O homem saltou para traz, massageando o peito como se tivesse sido atingido por uma flecha.

— Sua deformidade, vou ensinar você a não usar esses truques sujos. — e sem aviso, com um movimento brusco, arremessou o copo; que para Snape parecia mais um borrão indistinto prestes a colidir com seu rosto.

   Preparou-se para o impacto com uma careta de atrevimento, mas após alguns segundos, em que ele calculou que já deveria ter sido atingido abriu os olhos. O copo flutuava no ar de forma instável, ora mais em cima ora em baixo, como se até o próprio objeto inanimado zombasse do pai. 

— Infeliz — cuspiu mordaz, com o rosto rubro de cólera —, seu desgraçado infeliz! — E avançou para as escadas, pisando firme e imponente.

— O meu filho, não, Tobias! — exclamou uma voz suave, mas resoluta. Do outro lado do cômodo, Eileen erguia-se em palidez exagero com varinha em riste.

   Tobias girou nos calcanhares, subitamente parecendo uma fera selvagem que acaba de ser enganada por algum truque infantil. Não demorou muito, e seu nariz adunco detectou a varinha focalizando seu peito como advertência. Ele bufou gravemente, apanhou a garrafa de uísque e mirou um pontapé na poltrona que tombou com um baque seco erguendo poeira.

— Eu termino com você depois — chiou ele, enquanto atravessava a sala e saia para a tempestade lá fora.
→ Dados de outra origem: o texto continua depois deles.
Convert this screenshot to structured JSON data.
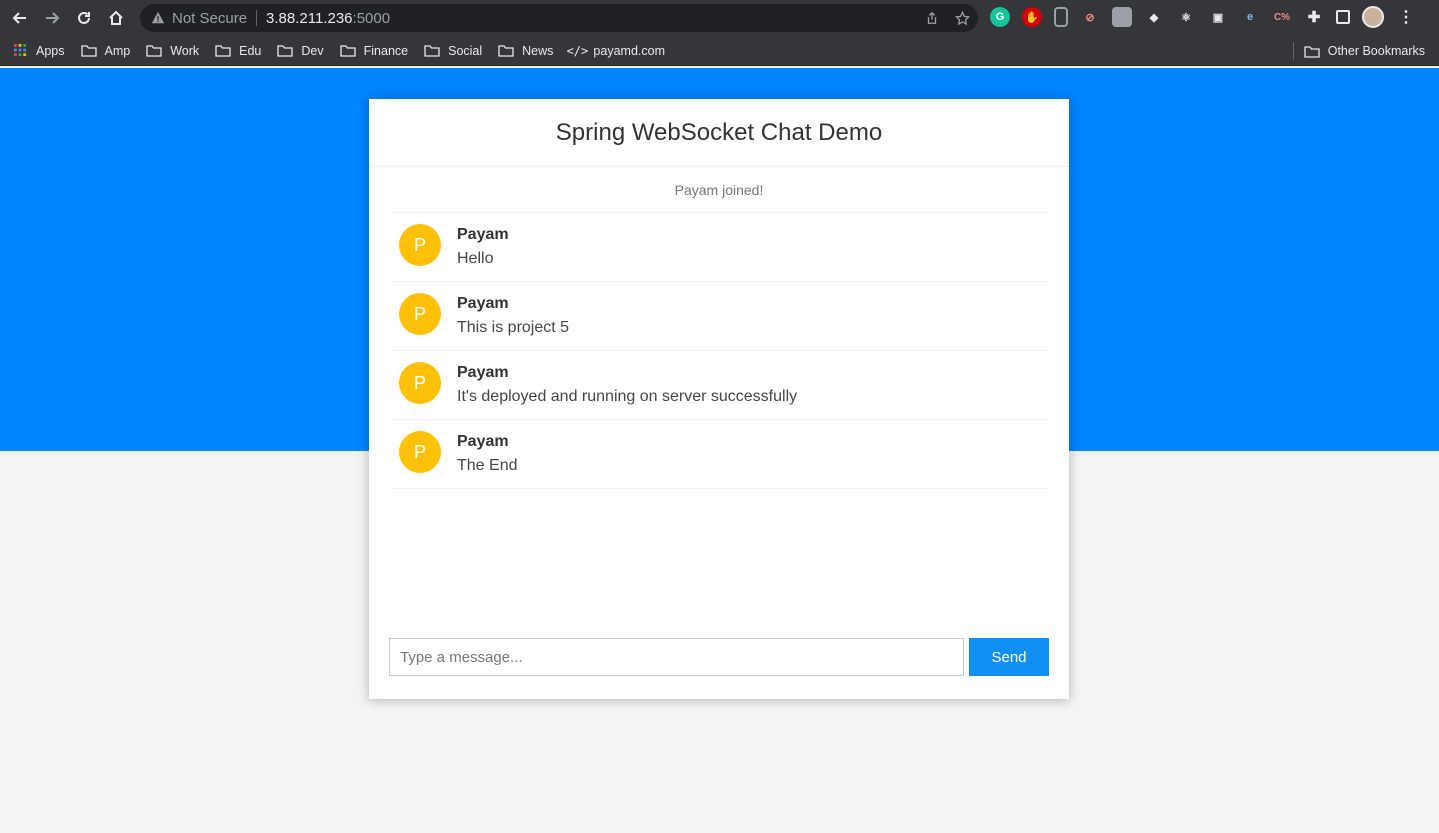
{
  "browser": {
    "security_label": "Not Secure",
    "host": "3.88.211.236",
    "port": ":5000",
    "bookmarks": [
      "Apps",
      "Amp",
      "Work",
      "Edu",
      "Dev",
      "Finance",
      "Social",
      "News",
      "payamd.com"
    ],
    "other_bookmarks": "Other Bookmarks"
  },
  "chat": {
    "title": "Spring WebSocket Chat Demo",
    "event": "Payam joined!",
    "messages": [
      {
        "avatar": "P",
        "sender": "Payam",
        "text": "Hello"
      },
      {
        "avatar": "P",
        "sender": "Payam",
        "text": "This is project 5"
      },
      {
        "avatar": "P",
        "sender": "Payam",
        "text": "It's deployed and running on server successfully"
      },
      {
        "avatar": "P",
        "sender": "Payam",
        "text": "The End"
      }
    ],
    "input_placeholder": "Type a message...",
    "send_label": "Send"
  },
  "colors": {
    "header_band": "#0084ff",
    "avatar": "#ffc107",
    "send_button": "#128ff2"
  }
}
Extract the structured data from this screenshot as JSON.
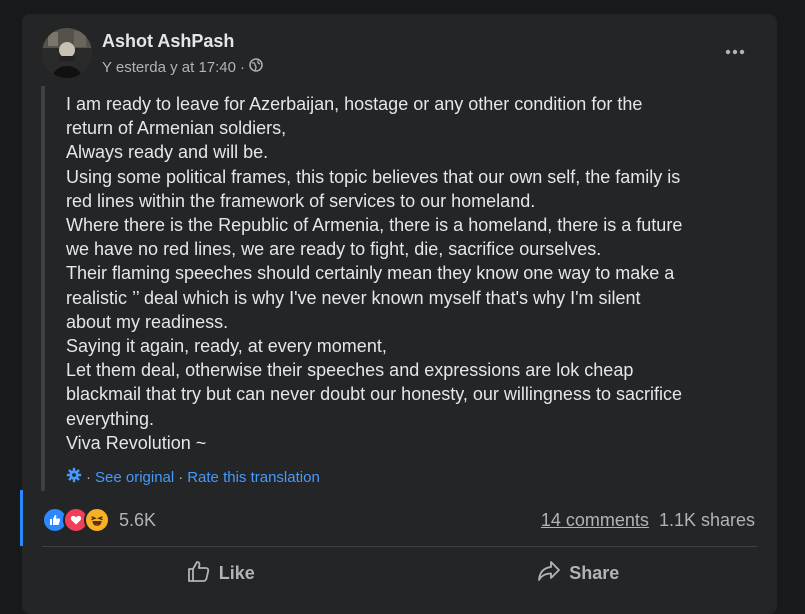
{
  "post": {
    "author": "Ashot AshPash",
    "timestamp": "Y esterda y at 17:40",
    "privacy_icon": "globe-icon",
    "lines": [
      "I am ready to leave for Azerbaijan, hostage or any other condition for the",
      "return of Armenian soldiers,",
      "Always ready and will be.",
      "Using some political frames, this topic believes that our own self, the family is",
      "red lines within the framework of services to our homeland.",
      "Where there is the Republic of Armenia, there is a homeland, there is a future",
      "we have no red lines, we are ready to fight, die, sacrifice ourselves.",
      "Their flaming speeches should certainly mean they know one way to make a",
      "realistic ’’ deal which is why I've never known myself that's why I'm silent",
      "about my readiness.",
      "Saying it again, ready, at every moment,",
      "Let them deal, otherwise their speeches and expressions are lok cheap",
      "blackmail that try but can never doubt our honesty, our willingness to sacrifice",
      "everything.",
      "Viva Revolution ~"
    ]
  },
  "translation": {
    "see_original": "See original",
    "rate": "Rate this translation"
  },
  "reactions": {
    "icons": [
      "like-icon",
      "love-icon",
      "haha-icon"
    ],
    "count": "5.6K"
  },
  "stats": {
    "comments": "14 comments",
    "shares": "1.1K shares"
  },
  "actions": {
    "like": "Like",
    "share": "Share"
  },
  "colors": {
    "background": "#18191a",
    "card": "#242526",
    "link": "#4599ff",
    "like_blue": "#2d88ff",
    "love_red": "#f33e58",
    "haha_yellow": "#f7b125"
  }
}
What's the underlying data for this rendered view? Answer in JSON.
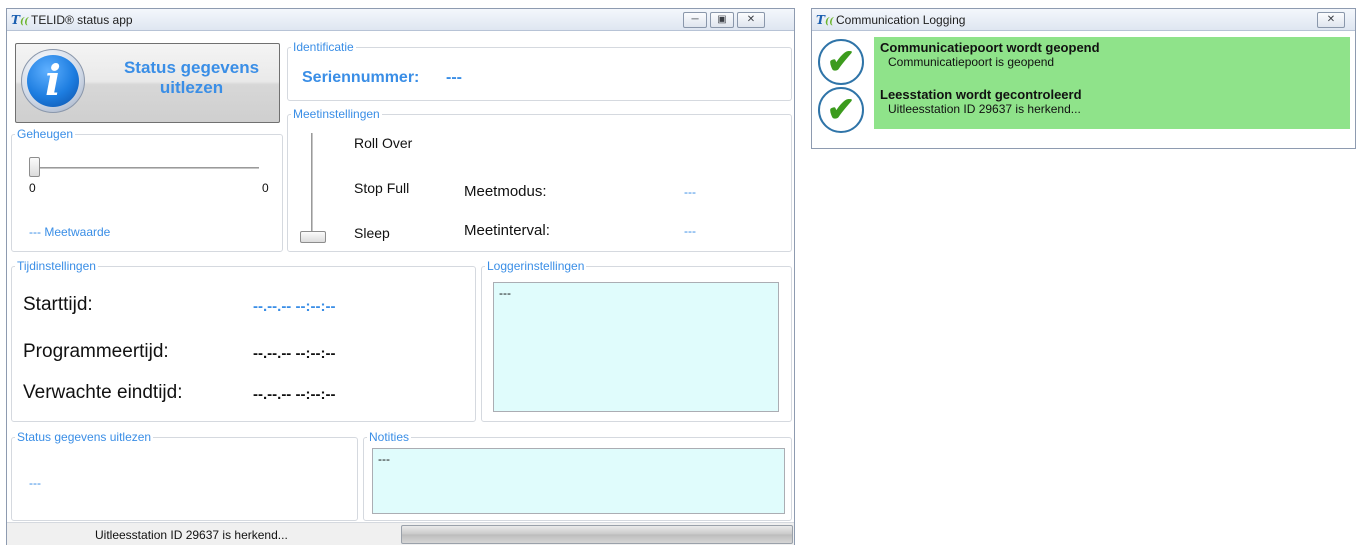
{
  "main_window": {
    "title": "TELID® status app",
    "logo_text": "T",
    "logo_sub": "(("
  },
  "status_button": {
    "label": "Status gegevens uitlezen",
    "icon_glyph": "i"
  },
  "identificatie": {
    "title": "Identificatie",
    "serial_label": "Seriennummer:",
    "serial_value": "---"
  },
  "geheugen": {
    "title": "Geheugen",
    "slider_min": "0",
    "slider_max": "0",
    "slider_fraction": 0,
    "meetwaarde": "--- Meetwaarde"
  },
  "meetinstellingen": {
    "title": "Meetinstellingen",
    "modes": [
      "Roll Over",
      "Stop Full",
      "Sleep"
    ],
    "selected_mode_index": 2,
    "meetmodus_label": "Meetmodus:",
    "meetmodus_value": "---",
    "meetinterval_label": "Meetinterval:",
    "meetinterval_value": "---"
  },
  "tijdinstellingen": {
    "title": "Tijdinstellingen",
    "start_label": "Starttijd:",
    "start_value": "--.--.-- --:--:--",
    "prog_label": "Programmeertijd:",
    "prog_value": "--.--.-- --:--:--",
    "end_label": "Verwachte eindtijd:",
    "end_value": "--.--.-- --:--:--"
  },
  "loggerinstellingen": {
    "title": "Loggerinstellingen",
    "text": "---"
  },
  "status_section": {
    "title": "Status gegevens uitlezen",
    "value": "---"
  },
  "notities": {
    "title": "Notities",
    "text": "---"
  },
  "statusbar": {
    "text": "Uitleesstation ID 29637 is herkend..."
  },
  "log_window": {
    "title": "Communication Logging",
    "entries": [
      {
        "title": "Communicatiepoort wordt geopend",
        "detail": "Communicatiepoort is geopend"
      },
      {
        "title": "Leesstation wordt gecontroleerd",
        "detail": "Uitleesstation ID 29637 is herkend..."
      }
    ]
  },
  "colors": {
    "accent_blue": "#3a8ee6",
    "textbox_fill": "#e0fcfc",
    "log_success": "#8fe38a",
    "check_green": "#3c9b1d"
  }
}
   A determinação de Eileen alcançou seu limite, sob os olhos de Severo ela vacilou começando a tremer deliberadamente, e então as lágrimas vieram. Perplexo, o garoto correu em seu encalço, abraçando a mãe que já escorregava rente a parede.

— Não deveria ter feito aquilo — sussurrou ela, as palavras pouco discerníveis entre o pranto. — Não, não deveria.

— Mãe, você é uma bruxa! — exclamou Severo, abismado com o comentário. — É sua natureza!

      A bruxa olhou para baixo, em seus olhos, o rosto aquilo, o nariz sinuoso e os olhos negros assim como os cabelos do filho ganharam ênfase. Eles se contemplaram por alguns instantes, então, se recuperando e sorrindo de forma enviesada ela afagou os cabelos de Snape.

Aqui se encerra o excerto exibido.